Il parco, originariamente progettato da uno studente di Le Nôtre nel XVIII secolo, fu ridisegnato nel 1820 da Louis-Martin Berthault per il duca di Padova, poi nel 1860 dai fratelli Bühler. Classificato monumento storico nel 1944 (façades, tetti, installazione idraulica) e registrato nel 1992 (parco, comuni, cappella), il castello ospita le collezioni del Primo e del Secondo Impero. Dopo 200 anni nella stessa famiglia, è offerto in vendita nel 2022. Il suo parco, etichettato "Remarkable Garden", ospita fino al 2015 il Journées des Plantes de Courson.

I successivi proprietari segnarono la storia della tenuta: Balthazar de Méalet de Fargues, condannato nel 1661 per il suo sostegno a Condé; Guillaume Joseph Dupleix de Bacquencourt, ghigliottinato sotto il Terrore; o Jean Toussaint Arrighi de Casanova, duca di Padova e membro del Parlamento per la Corsica. Il castello, aperto al pubblico da marzo a novembre, illustra l'evoluzione architettonica e paesaggistica delle residenze aristocratiche in Île-de-France, tra classicismo e romanticismo.

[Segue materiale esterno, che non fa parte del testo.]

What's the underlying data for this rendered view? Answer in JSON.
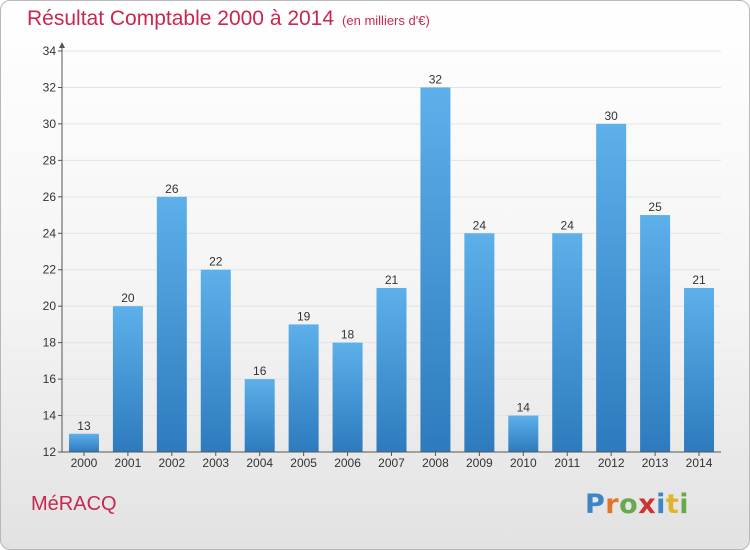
{
  "header": {
    "title": "Résultat Comptable 2000 à 2014",
    "subtitle": "(en milliers d'€)"
  },
  "footer": {
    "commune": "MéRACQ",
    "logo": [
      "P",
      "r",
      "o",
      "x",
      "i",
      "t",
      "i"
    ]
  },
  "colors": {
    "title": "#c8284f",
    "bar_top": "#5db0ea",
    "bar_bottom": "#2d7bbe",
    "logo": [
      "#3d85c6",
      "#e0762c",
      "#6aa84f",
      "#cc3333",
      "#3d85c6",
      "#e0b42c",
      "#6aa84f"
    ]
  },
  "chart_data": {
    "type": "bar",
    "title": "Résultat Comptable 2000 à 2014",
    "subtitle": "(en milliers d'€)",
    "categories": [
      "2000",
      "2001",
      "2002",
      "2003",
      "2004",
      "2005",
      "2006",
      "2007",
      "2008",
      "2009",
      "2010",
      "2011",
      "2012",
      "2013",
      "2014"
    ],
    "values": [
      13,
      20,
      26,
      22,
      16,
      19,
      18,
      21,
      32,
      24,
      14,
      24,
      30,
      25,
      21
    ],
    "ylim": [
      12,
      34
    ],
    "yticks": [
      12,
      14,
      16,
      18,
      20,
      22,
      24,
      26,
      28,
      30,
      32,
      34
    ],
    "grid": true,
    "legend": "none"
  }
}
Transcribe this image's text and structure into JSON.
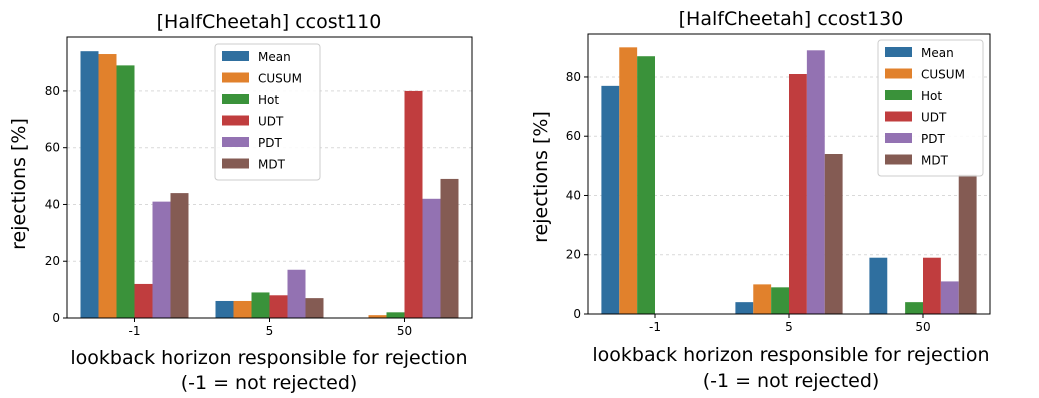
{
  "chart_data": [
    {
      "type": "bar",
      "title": "[HalfCheetah] ccost110",
      "xlabel": "lookback horizon responsible for rejection",
      "xlabel2": "(-1 = not rejected)",
      "ylabel": "rejections [%]",
      "categories": [
        "-1",
        "5",
        "50"
      ],
      "ylim": [
        0,
        99
      ],
      "yticks": [
        0,
        20,
        40,
        60,
        80
      ],
      "grid": "horizontal dashed",
      "legend_position": "top-center",
      "series": [
        {
          "name": "Mean",
          "color": "#2f6f9f",
          "values": [
            94,
            6,
            0
          ]
        },
        {
          "name": "CUSUM",
          "color": "#e1812c",
          "values": [
            93,
            6,
            1
          ]
        },
        {
          "name": "Hot",
          "color": "#3a923a",
          "values": [
            89,
            9,
            2
          ]
        },
        {
          "name": "UDT",
          "color": "#c03d3e",
          "values": [
            12,
            8,
            80
          ]
        },
        {
          "name": "PDT",
          "color": "#9372b2",
          "values": [
            41,
            17,
            42
          ]
        },
        {
          "name": "MDT",
          "color": "#845b53",
          "values": [
            44,
            7,
            49
          ]
        }
      ]
    },
    {
      "type": "bar",
      "title": "[HalfCheetah] ccost130",
      "xlabel": "lookback horizon responsible for rejection",
      "xlabel2": "(-1 = not rejected)",
      "ylabel": "rejections [%]",
      "categories": [
        "-1",
        "5",
        "50"
      ],
      "ylim": [
        0,
        94.5
      ],
      "yticks": [
        0,
        20,
        40,
        60,
        80
      ],
      "grid": "horizontal dashed",
      "legend_position": "top-right",
      "series": [
        {
          "name": "Mean",
          "color": "#2f6f9f",
          "values": [
            77,
            4,
            19
          ]
        },
        {
          "name": "CUSUM",
          "color": "#e1812c",
          "values": [
            90,
            10,
            0
          ]
        },
        {
          "name": "Hot",
          "color": "#3a923a",
          "values": [
            87,
            9,
            4
          ]
        },
        {
          "name": "UDT",
          "color": "#c03d3e",
          "values": [
            0,
            81,
            19
          ]
        },
        {
          "name": "PDT",
          "color": "#9372b2",
          "values": [
            0,
            89,
            11
          ]
        },
        {
          "name": "MDT",
          "color": "#845b53",
          "values": [
            0,
            54,
            47
          ]
        }
      ]
    }
  ]
}
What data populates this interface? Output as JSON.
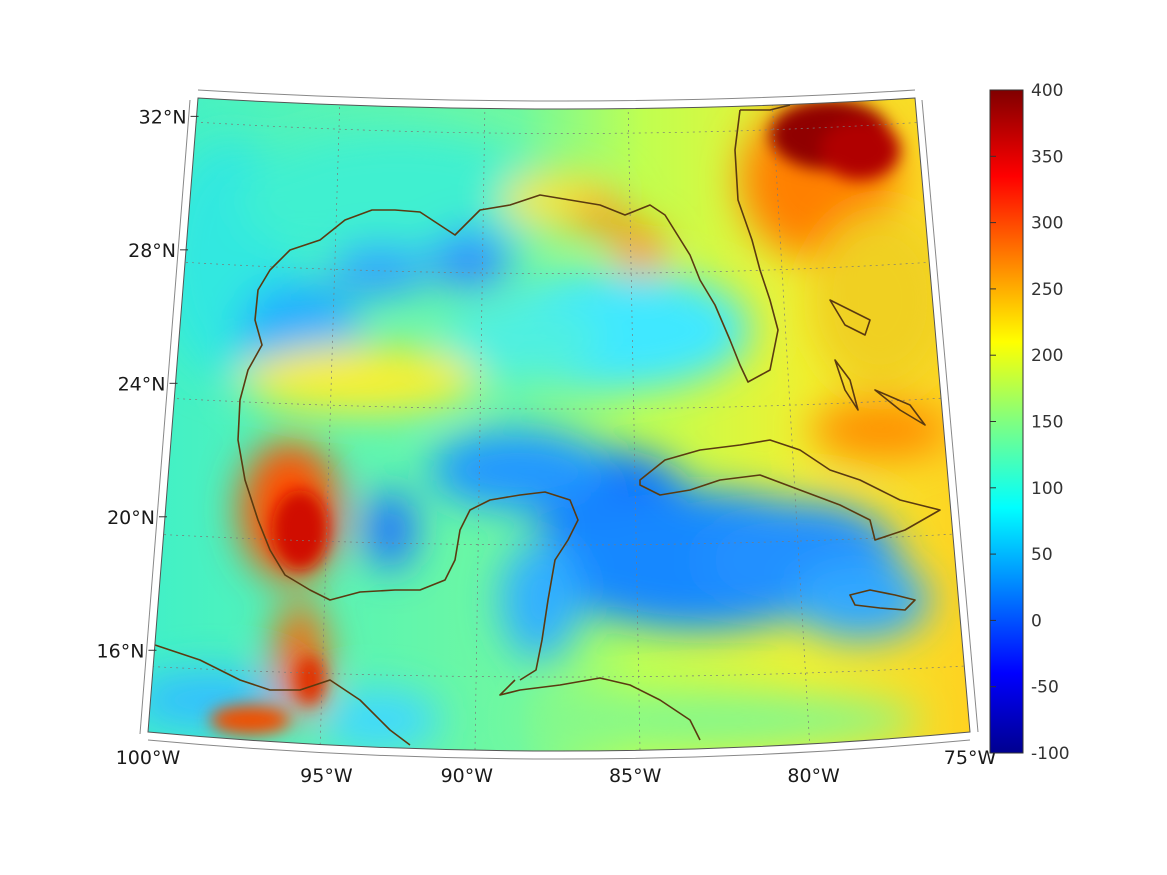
{
  "figure": {
    "type": "filled-map",
    "projection": "conic",
    "grid": true
  },
  "axes": {
    "lon_ticks": [
      {
        "label": "100°W",
        "value": -100
      },
      {
        "label": "95°W",
        "value": -95
      },
      {
        "label": "90°W",
        "value": -90
      },
      {
        "label": "85°W",
        "value": -85
      },
      {
        "label": "80°W",
        "value": -80
      },
      {
        "label": "75°W",
        "value": -75
      }
    ],
    "lat_ticks": [
      {
        "label": "32°N",
        "value": 32
      },
      {
        "label": "28°N",
        "value": 28
      },
      {
        "label": "24°N",
        "value": 24
      },
      {
        "label": "20°N",
        "value": 20
      },
      {
        "label": "16°N",
        "value": 16
      }
    ],
    "lon_range": [
      -100,
      -75
    ],
    "lat_range": [
      14,
      33
    ]
  },
  "colorbar": {
    "colormap": "jet",
    "range": [
      -100,
      400
    ],
    "ticks": [
      "400",
      "350",
      "300",
      "250",
      "200",
      "150",
      "100",
      "50",
      "0",
      "-50",
      "-100"
    ],
    "colors": [
      "#00008f",
      "#0000ff",
      "#0080ff",
      "#00ffff",
      "#80ff80",
      "#ffff00",
      "#ff8000",
      "#ff0000",
      "#800000"
    ]
  },
  "coastline_color": "#5a3a10"
}
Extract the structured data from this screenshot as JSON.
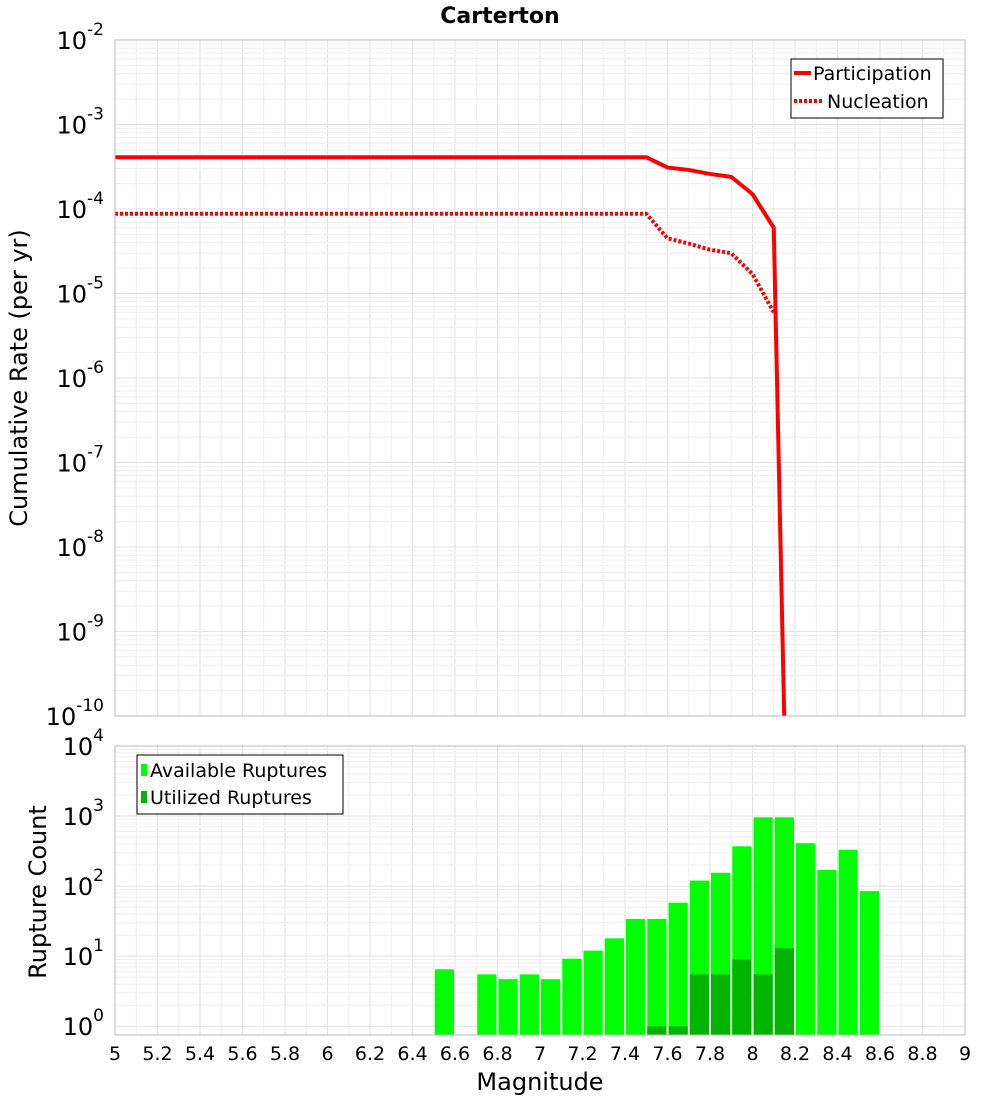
{
  "chart_data": [
    {
      "type": "line",
      "title": "Carterton",
      "ylabel": "Cumulative Rate (per yr)",
      "xlabel": "",
      "xlim": [
        5,
        9
      ],
      "ylim": [
        1e-10,
        0.01
      ],
      "yscale": "log",
      "grid": true,
      "legend": "top-right",
      "series": [
        {
          "name": "Participation",
          "style": "solid",
          "color": "#ff0000",
          "x": [
            5.0,
            7.5,
            7.6,
            7.7,
            7.8,
            7.9,
            8.0,
            8.1,
            8.15
          ],
          "y": [
            0.00041,
            0.00041,
            0.00031,
            0.00029,
            0.00026,
            0.00024,
            0.00015,
            6e-05,
            8e-11
          ]
        },
        {
          "name": "Nucleation",
          "style": "dotted",
          "color": "#ff0000",
          "x": [
            5.0,
            7.5,
            7.6,
            7.7,
            7.8,
            7.9,
            8.0,
            8.1
          ],
          "y": [
            8.8e-05,
            8.8e-05,
            4.5e-05,
            3.9e-05,
            3.3e-05,
            3e-05,
            1.7e-05,
            6e-06
          ]
        }
      ]
    },
    {
      "type": "bar",
      "title": "",
      "xlabel": "Magnitude",
      "ylabel": "Rupture Count",
      "xlim": [
        5,
        9
      ],
      "ylim": [
        0.75,
        10000
      ],
      "yscale": "log",
      "grid": true,
      "legend": "top-left",
      "bin_width": 0.1,
      "x": [
        6.55,
        6.75,
        6.85,
        6.95,
        7.05,
        7.15,
        7.25,
        7.35,
        7.45,
        7.55,
        7.65,
        7.75,
        7.85,
        7.95,
        8.05,
        8.15,
        8.25,
        8.35,
        8.45,
        8.55
      ],
      "series": [
        {
          "name": "Available Ruptures",
          "color": "#00ff00",
          "values": [
            6.5,
            5.5,
            4.7,
            5.5,
            4.7,
            9.2,
            12,
            18,
            34,
            34,
            58,
            120,
            155,
            370,
            960,
            960,
            410,
            170,
            330,
            85
          ]
        },
        {
          "name": "Utilized Ruptures",
          "color": "#00b400",
          "values": [
            0,
            0,
            0,
            0,
            0,
            0,
            0,
            0,
            0,
            1,
            1,
            5.5,
            5.5,
            9,
            5.5,
            13,
            0,
            0,
            0,
            0
          ]
        }
      ]
    }
  ],
  "axes": {
    "x_ticks": [
      "5",
      "5.2",
      "5.4",
      "5.6",
      "5.8",
      "6",
      "6.2",
      "6.4",
      "6.6",
      "6.8",
      "7",
      "7.2",
      "7.4",
      "7.6",
      "7.8",
      "8",
      "8.2",
      "8.4",
      "8.6",
      "8.8",
      "9"
    ],
    "top_y_ticks": [
      {
        "base": "10",
        "exp": "-2"
      },
      {
        "base": "10",
        "exp": "-3"
      },
      {
        "base": "10",
        "exp": "-4"
      },
      {
        "base": "10",
        "exp": "-5"
      },
      {
        "base": "10",
        "exp": "-6"
      },
      {
        "base": "10",
        "exp": "-7"
      },
      {
        "base": "10",
        "exp": "-8"
      },
      {
        "base": "10",
        "exp": "-9"
      },
      {
        "base": "10",
        "exp": "-10"
      }
    ],
    "bottom_y_ticks": [
      {
        "base": "10",
        "exp": "4"
      },
      {
        "base": "10",
        "exp": "3"
      },
      {
        "base": "10",
        "exp": "2"
      },
      {
        "base": "10",
        "exp": "1"
      },
      {
        "base": "10",
        "exp": "0"
      }
    ]
  }
}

Il sito, ancora abitato dai discendenti dei Nervaux-Loys, mantiene un'attività culturale e turistica. Il film di Michael Apted Bring On the Night (1985) è stato parzialmente filmato con il musicista Sting. Le visite permettono di scoprire gli interni ricchi e arredati, i comuni, e un parco che unisce il patrimonio del XVII secolo e i servizi del XIX secolo, testimoniando l'adattamento dei giardini francesi ai gusti successivi.

La storia del castello riflette gli sconvolgimenti politici francesi, dalla Fronde alla Rivoluzione, ai regimi imperiali. L'architettura e i giardini protetti lo rendono un esempio rappresentativo di residenze seigneuriali trasformate in residenze ricreative sotto il vecchio regime, poi in proprietà private conservate fino all'epoca contemporanea.

Collegamenti esterni

Condizioni di visita

  • Conditions de visite : Ouvert toute l'année
  • Période d'ouverture : Horaires, jours et tarifs sur le site du château ci-dessus.